Я медленно выплывал на поверхность из небытия. Сон ни о чём, сменился видом белых простыней. Я находился словно под пологом из белоснежной ткани, за которым слышались разные звуки и голоса. Голоса были мужские. Разговаривали двое, и я ясно понял, что речь идёт обо мне.
– Авария что ли? – говорил один голос.
– Санитары говорят, под колёса залетел. Пьяный вроде. Ты чё не слышал, как он санитаров матом крыл? Завидую я Колюня твоему богатырскому сну… – отвечал второй.
Моё сознание было чистым, как помытый и отполированный барменом бокал. Не было никаких панических мыслей «Где я и что со мной?». Я чётко всё осознавал.
Где я? – В больничной палате.
Что со мной? – пока ясно не было, но видимо что-то серьёзное.
Я был абсолютно спокоен, словно всё напряжение, копившееся во мне несколько лет, вдруг схлынуло, вышло, испарилось. Я обнулился и видимо, даже чуть не ушёл в минус. Какое-то время мне не хотелось озираться вокруг, думать о том, что произошло. Я хотел привыкнуть к этому новому чувству, насладиться им, пока не пришла боль. Она ведь должна была откуда то прийти, но видимо её задержали какие-то транквилизаторы, которыми меня, скорее всего, накачали. Мне хотелось подольше побыть в этом маленьком уютном мирке, окружённом белыми простынями.
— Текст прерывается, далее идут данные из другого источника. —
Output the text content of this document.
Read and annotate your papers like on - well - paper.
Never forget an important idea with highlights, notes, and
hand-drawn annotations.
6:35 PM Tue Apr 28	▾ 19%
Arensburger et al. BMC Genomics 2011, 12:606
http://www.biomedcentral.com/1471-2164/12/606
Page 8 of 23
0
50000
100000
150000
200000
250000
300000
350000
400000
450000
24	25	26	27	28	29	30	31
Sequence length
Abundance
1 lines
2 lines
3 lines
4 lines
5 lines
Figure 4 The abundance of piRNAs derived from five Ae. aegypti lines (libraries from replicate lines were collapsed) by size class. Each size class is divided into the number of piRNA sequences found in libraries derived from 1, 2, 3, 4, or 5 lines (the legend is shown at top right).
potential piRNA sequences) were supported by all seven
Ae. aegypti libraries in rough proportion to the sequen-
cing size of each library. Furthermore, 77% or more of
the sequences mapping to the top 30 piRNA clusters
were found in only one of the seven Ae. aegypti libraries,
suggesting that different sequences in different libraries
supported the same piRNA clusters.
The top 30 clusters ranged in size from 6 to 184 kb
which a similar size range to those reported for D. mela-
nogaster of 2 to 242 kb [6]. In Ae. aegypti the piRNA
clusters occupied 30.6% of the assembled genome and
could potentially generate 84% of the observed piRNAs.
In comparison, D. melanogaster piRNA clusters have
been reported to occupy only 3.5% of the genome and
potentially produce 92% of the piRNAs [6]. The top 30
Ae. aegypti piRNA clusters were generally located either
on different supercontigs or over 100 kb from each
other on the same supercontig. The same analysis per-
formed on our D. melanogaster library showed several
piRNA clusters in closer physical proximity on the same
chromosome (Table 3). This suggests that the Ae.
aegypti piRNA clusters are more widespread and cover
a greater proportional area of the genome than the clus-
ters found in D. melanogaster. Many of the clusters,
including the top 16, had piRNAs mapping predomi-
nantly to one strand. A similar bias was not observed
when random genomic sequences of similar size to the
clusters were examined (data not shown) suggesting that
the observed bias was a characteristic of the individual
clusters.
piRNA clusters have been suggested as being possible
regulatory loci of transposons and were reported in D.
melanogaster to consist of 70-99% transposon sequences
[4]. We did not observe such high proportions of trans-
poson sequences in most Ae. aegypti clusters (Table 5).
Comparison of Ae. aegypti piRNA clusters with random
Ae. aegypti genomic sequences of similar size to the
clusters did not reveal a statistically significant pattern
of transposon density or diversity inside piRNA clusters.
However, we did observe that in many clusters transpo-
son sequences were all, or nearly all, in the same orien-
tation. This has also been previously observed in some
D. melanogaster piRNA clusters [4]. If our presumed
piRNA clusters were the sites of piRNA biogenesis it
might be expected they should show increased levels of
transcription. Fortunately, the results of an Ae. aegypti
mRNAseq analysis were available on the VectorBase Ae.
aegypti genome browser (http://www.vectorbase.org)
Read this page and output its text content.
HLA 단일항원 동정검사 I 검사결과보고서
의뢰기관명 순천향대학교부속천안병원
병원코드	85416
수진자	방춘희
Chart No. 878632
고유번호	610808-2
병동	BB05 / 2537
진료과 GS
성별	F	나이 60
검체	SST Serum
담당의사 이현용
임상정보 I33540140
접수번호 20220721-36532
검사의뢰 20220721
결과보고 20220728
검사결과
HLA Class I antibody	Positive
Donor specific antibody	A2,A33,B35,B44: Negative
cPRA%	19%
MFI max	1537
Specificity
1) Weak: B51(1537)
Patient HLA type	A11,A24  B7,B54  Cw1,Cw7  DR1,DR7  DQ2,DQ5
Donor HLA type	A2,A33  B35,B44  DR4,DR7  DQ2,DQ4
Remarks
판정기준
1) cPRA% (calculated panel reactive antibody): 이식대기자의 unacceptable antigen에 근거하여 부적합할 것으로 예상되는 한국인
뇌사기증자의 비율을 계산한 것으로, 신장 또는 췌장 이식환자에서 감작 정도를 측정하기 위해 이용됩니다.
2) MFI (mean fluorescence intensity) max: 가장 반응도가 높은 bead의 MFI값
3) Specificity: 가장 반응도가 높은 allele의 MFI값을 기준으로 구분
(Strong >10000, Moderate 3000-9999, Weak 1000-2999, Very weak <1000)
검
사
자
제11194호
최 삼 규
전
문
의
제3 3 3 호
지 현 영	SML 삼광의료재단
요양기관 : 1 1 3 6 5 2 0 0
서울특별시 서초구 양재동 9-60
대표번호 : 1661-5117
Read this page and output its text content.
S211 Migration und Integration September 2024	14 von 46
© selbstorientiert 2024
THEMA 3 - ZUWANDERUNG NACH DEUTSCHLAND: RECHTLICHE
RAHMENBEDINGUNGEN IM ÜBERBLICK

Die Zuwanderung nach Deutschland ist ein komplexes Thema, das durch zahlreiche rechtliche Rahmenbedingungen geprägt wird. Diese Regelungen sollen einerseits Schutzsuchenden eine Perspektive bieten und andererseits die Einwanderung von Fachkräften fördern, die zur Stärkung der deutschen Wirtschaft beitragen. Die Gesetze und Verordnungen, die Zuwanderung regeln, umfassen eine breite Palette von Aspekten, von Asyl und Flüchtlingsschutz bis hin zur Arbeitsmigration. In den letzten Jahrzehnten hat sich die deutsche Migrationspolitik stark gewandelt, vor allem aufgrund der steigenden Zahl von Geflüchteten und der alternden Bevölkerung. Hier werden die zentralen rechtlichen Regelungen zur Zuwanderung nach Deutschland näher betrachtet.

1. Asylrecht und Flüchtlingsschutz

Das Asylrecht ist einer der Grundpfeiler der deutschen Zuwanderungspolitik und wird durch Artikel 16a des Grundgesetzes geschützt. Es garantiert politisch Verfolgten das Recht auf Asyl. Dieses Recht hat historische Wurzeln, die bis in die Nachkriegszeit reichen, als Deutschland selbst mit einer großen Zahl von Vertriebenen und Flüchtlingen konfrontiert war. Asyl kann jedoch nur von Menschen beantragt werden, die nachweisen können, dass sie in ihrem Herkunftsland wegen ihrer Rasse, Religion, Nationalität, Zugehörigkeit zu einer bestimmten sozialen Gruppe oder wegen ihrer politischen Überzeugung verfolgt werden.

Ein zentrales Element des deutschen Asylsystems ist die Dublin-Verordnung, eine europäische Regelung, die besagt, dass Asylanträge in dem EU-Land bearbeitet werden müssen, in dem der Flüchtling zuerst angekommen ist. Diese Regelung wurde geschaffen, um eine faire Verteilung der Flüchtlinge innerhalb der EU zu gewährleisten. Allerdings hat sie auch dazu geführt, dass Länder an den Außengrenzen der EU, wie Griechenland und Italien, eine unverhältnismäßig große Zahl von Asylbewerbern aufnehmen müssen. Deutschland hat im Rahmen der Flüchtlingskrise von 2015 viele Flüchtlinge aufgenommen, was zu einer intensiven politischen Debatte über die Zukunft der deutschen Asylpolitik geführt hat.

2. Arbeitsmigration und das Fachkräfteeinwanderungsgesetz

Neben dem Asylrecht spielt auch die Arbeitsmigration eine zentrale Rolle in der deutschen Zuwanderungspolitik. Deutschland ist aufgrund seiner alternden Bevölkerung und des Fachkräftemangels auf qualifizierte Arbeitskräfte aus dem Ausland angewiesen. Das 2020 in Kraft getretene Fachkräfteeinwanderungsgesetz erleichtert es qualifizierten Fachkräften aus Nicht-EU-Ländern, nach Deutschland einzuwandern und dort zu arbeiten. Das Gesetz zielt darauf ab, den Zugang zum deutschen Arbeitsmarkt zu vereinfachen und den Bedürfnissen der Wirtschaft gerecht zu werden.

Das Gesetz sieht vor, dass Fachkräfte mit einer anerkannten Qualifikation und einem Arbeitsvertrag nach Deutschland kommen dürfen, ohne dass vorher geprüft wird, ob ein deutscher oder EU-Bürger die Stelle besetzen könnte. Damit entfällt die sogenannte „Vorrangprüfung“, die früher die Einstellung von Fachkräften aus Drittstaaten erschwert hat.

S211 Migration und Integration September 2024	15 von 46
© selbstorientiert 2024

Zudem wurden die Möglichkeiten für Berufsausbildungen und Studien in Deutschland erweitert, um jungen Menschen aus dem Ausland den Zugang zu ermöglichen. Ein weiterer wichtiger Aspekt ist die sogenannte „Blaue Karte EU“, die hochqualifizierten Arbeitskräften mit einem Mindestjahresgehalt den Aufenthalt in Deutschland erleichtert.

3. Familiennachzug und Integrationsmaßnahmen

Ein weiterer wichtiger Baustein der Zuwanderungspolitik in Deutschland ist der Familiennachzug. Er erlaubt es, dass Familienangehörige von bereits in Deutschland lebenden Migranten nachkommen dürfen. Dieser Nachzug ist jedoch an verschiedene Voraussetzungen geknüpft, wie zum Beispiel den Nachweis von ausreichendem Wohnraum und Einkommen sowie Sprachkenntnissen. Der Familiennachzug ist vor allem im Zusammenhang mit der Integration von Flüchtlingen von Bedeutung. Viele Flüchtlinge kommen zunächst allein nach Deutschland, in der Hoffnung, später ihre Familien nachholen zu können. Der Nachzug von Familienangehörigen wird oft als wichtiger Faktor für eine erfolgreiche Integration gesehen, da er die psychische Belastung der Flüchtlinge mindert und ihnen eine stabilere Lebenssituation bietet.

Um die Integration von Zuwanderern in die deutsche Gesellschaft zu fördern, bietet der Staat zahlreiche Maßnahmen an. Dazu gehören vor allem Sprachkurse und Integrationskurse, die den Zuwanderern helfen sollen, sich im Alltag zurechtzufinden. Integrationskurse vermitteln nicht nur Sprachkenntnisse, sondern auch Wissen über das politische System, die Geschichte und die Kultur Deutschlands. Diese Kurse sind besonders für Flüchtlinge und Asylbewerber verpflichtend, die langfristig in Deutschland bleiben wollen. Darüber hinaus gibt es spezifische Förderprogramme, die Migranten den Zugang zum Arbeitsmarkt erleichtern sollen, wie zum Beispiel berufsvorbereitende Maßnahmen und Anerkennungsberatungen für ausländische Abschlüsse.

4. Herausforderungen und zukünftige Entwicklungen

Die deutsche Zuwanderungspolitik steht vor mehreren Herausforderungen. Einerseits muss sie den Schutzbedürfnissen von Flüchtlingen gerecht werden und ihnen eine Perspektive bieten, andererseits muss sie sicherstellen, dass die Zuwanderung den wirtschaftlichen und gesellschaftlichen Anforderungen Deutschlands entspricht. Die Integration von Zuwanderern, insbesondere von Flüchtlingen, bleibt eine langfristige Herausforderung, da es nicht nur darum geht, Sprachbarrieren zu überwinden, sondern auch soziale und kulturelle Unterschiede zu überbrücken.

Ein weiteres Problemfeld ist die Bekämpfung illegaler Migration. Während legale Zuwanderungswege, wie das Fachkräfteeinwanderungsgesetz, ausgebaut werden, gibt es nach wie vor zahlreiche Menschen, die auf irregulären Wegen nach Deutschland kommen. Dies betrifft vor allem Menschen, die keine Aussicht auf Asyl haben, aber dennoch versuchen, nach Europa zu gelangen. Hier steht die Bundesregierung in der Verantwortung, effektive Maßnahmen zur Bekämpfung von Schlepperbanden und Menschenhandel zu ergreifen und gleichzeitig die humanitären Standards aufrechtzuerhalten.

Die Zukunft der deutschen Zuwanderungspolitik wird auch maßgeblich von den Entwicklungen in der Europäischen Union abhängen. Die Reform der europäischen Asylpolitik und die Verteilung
Всё, что творилось вокруг и внутри меня в последнее время, неумолимо должно было привести меня сюда, в этот белоснежный мир, в этот предбанник из которого я возможно попаду в раскалённое пекло парилки, или окунусь в ледяную стужу. Напряжение сменилось расслаблением, безысходность исходом. Чайник так долго кипел, что крышку с неугомонным свистком сорвало, и шипящий кипяток вырвался наружу. Теперь я был словно на вершине высокой горы, откуда спокойно мог наблюдать свои житейские невзгоды, которые с высоты казались такими мелкими и ничтожными.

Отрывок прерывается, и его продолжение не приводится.